It is not so unsound. It is like the SPSA algorithm, except SPSA does not use self-play. You can read about SPSA there, if you are interested:
http://www.jhuapl.edu/SPSA/

In order to guarantee convergence of SPSA, it is necessary to decay the deltas and learning rate in time.

As I mentioned in my paper, SPSA has the potential to be close in performance to CLOP, but its main weakness (as Joona says) is that it is very difficult to choose good values for all its meta-parameters. In my experiments, SPSA with optimal meta-parameters performs like CLOP. But in practice, it is not possible to find the optimal meta-parameters of SPSA, so I'd prefer using CLOP.

I did not understand the part about ampli-bias knobs.

Rémi

Re: Stockfish's tuning method

Posted: Fri Oct 07, 2011 8:47 pm
by mcostalba
Rémi Coulom wrote: I did not understand the part about ampli-bias knobs.
This is what makes the stuff to work: the tuning started to work when, instead of tuning directly the values of the engine parameters, we started tune them indirectly using some other variables, each one controlling all the parameters at once and each one in a different way.

Say you want to tune 10 engine parameters at once, we found a smaller set of say 5 control parameters, independent one from the other, and where each of this "control" parameter was made so that changing its value made it change the values of all the original engine parameters. This makes the tuning more sensible and less subject to noise.
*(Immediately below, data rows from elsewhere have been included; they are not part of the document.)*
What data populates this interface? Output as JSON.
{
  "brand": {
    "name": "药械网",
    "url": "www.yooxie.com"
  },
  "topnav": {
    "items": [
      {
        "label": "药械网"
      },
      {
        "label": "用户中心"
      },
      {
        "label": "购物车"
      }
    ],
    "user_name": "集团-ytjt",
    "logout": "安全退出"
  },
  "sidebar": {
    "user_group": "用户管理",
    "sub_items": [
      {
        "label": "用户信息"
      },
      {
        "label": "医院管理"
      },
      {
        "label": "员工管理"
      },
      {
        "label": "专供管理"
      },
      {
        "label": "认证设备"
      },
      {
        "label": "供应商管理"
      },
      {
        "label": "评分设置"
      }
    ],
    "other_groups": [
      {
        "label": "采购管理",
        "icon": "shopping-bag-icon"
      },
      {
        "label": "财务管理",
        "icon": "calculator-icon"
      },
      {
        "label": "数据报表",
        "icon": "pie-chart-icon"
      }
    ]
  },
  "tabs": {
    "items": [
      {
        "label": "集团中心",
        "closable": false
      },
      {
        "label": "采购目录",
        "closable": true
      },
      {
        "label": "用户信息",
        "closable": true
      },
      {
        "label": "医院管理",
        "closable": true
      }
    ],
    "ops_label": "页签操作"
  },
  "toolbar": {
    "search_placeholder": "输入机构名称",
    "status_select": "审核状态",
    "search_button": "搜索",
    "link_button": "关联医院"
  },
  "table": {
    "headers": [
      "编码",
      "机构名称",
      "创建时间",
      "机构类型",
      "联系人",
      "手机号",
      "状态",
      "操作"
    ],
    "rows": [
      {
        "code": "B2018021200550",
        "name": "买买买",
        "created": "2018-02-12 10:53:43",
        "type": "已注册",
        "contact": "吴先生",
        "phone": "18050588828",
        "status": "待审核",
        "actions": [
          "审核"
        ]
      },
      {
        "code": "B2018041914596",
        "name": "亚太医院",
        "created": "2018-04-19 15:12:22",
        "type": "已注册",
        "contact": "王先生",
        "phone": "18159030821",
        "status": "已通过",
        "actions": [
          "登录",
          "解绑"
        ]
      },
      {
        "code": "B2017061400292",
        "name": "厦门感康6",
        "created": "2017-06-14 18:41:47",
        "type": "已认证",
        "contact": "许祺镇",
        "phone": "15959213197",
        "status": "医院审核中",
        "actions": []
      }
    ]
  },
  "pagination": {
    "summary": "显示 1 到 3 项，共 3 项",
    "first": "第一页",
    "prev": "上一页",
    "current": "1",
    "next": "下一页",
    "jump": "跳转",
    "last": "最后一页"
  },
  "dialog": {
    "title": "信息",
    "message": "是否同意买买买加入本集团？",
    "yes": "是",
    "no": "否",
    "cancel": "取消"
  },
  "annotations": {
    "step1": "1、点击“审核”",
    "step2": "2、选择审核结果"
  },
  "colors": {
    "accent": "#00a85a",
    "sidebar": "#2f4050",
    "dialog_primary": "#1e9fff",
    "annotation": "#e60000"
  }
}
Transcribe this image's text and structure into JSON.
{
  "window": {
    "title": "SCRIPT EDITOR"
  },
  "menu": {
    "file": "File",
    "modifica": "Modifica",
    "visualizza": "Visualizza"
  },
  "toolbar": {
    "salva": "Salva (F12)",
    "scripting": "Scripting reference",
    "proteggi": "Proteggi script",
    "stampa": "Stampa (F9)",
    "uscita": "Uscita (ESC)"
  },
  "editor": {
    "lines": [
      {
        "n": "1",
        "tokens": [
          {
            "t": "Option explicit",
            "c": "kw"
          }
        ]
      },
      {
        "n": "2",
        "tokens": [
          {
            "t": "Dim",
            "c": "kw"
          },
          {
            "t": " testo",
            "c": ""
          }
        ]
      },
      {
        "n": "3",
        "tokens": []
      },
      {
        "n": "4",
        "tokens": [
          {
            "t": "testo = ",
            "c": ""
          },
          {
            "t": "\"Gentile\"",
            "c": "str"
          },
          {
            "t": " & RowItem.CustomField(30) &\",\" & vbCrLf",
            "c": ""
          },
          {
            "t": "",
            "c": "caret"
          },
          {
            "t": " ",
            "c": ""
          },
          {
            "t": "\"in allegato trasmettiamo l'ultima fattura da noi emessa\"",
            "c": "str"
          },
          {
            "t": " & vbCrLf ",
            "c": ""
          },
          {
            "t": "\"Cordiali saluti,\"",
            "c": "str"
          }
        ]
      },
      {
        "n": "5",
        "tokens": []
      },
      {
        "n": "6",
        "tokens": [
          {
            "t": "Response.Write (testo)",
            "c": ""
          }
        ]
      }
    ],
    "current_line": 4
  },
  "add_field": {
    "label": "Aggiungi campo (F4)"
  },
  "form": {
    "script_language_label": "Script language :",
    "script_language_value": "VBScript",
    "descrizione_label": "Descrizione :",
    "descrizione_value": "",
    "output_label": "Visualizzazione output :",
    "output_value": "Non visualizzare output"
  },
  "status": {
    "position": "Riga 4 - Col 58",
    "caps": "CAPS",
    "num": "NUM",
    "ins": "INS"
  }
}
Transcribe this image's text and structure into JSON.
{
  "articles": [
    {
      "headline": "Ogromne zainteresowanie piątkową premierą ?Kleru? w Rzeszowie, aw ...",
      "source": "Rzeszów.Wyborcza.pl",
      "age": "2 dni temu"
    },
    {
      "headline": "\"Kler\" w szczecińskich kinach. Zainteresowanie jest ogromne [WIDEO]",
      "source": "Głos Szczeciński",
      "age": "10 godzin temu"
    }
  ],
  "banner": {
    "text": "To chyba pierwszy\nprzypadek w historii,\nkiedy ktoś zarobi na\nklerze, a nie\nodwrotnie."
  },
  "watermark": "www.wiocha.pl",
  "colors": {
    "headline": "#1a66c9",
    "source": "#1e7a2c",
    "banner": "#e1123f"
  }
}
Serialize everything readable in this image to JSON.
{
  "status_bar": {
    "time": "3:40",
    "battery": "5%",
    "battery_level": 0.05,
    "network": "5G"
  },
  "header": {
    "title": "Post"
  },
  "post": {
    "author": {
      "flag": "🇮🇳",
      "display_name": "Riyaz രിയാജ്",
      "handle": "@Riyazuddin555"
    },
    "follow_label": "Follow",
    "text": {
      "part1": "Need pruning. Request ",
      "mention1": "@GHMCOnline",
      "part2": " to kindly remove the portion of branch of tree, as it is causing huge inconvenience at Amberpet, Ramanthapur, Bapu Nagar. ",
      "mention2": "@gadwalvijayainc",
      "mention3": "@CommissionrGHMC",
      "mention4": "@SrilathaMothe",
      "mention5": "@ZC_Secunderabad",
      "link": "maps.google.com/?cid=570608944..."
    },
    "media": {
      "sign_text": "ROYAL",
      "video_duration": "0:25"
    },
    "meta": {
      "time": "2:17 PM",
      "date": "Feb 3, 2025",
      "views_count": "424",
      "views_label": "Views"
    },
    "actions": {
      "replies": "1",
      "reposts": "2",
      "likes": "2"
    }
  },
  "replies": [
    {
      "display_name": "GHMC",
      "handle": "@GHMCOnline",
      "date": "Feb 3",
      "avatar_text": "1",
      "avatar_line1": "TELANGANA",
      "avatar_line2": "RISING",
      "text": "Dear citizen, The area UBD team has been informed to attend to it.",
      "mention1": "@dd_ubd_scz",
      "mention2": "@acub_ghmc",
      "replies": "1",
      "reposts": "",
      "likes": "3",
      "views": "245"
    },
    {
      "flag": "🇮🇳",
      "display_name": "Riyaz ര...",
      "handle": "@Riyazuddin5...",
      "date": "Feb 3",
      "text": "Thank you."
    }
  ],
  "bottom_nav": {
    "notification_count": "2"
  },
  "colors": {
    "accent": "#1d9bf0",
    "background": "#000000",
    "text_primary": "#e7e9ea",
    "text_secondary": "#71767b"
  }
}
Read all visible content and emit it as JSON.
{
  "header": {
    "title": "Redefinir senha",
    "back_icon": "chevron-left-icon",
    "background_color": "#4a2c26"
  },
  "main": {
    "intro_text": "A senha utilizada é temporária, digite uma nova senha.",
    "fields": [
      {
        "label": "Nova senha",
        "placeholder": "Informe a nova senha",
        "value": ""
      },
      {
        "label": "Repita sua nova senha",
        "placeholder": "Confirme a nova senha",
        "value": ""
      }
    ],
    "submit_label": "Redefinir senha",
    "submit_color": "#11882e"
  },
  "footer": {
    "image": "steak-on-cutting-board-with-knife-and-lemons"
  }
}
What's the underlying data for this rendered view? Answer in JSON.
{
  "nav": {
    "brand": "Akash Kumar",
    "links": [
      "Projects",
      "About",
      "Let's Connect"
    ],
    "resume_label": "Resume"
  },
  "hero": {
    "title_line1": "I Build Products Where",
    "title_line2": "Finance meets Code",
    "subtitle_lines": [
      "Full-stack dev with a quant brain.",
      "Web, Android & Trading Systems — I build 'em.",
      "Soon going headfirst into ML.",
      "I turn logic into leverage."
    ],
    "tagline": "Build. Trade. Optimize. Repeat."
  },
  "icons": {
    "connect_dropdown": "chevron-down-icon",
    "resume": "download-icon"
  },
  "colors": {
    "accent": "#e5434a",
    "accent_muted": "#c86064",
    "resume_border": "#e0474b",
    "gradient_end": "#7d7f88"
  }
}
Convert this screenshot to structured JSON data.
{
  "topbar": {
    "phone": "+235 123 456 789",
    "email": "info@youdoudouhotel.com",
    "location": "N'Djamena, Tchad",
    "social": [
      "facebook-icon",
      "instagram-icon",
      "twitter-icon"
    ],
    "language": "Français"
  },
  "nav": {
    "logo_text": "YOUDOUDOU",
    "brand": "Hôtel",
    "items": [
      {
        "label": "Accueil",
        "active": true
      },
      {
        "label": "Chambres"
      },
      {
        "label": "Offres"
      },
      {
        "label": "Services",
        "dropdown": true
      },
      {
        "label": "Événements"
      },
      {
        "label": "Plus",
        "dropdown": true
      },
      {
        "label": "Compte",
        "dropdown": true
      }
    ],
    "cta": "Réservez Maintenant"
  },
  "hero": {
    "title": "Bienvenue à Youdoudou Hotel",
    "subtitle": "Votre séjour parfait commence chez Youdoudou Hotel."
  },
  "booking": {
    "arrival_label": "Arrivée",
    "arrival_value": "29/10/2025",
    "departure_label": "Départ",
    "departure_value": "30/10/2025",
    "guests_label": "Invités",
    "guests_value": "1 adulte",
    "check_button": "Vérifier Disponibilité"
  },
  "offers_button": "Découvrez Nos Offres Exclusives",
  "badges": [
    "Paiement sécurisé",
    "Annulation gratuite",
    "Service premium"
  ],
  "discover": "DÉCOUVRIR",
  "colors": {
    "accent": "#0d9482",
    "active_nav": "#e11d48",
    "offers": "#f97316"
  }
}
The name "ampli-bias knobs" was chosen as an analogy to old analog TV where you can control the full image view (made of many pixels) using only two knobs: contrast (ampli) and luminance (bias).

Re: Stockfish's tuning method

Posted: Fri Oct 07, 2011 9:02 pm
by Steve Maughan
Another idea which has popped into my head and may be crazy but here goes:

1. Assume you want to tune 10 parameters. Set them to the sensible score +/- delta randomly for each game, recording their value and result for each game.

2. After the 30,000 games create a count model (poisson or negative binomial) and model the game's outcome based on the optimization parameter being high or low (1 or 0). The zscore from the model will tell you which parameters are statistically important.

3. Move the parameters with the highest zscore the most.

4. Rinse and repeat

I've no idea if this would work or not. I think the count model could probably be probed for a more sophisticated tuning of the mean score, the adjustment and the size of delta.

Any comments?

Steve

Re: Stockfish's tuning method

Posted: Fri Oct 07, 2011 9:06 pm
by Gerd Isenberg
zamar wrote:Created quickly a page in wiki:

https://chessprogramming.wikispaces.com ... ing+method
Oups sorry, I didn't recognize it was you (not aware of all you confusing alias names), but thought somebody else had copied/pasted the text without quoting original source - so I deleted the page but restored it later ;-)

I have edited it slightly. Thank you!

Cheers,
Gerd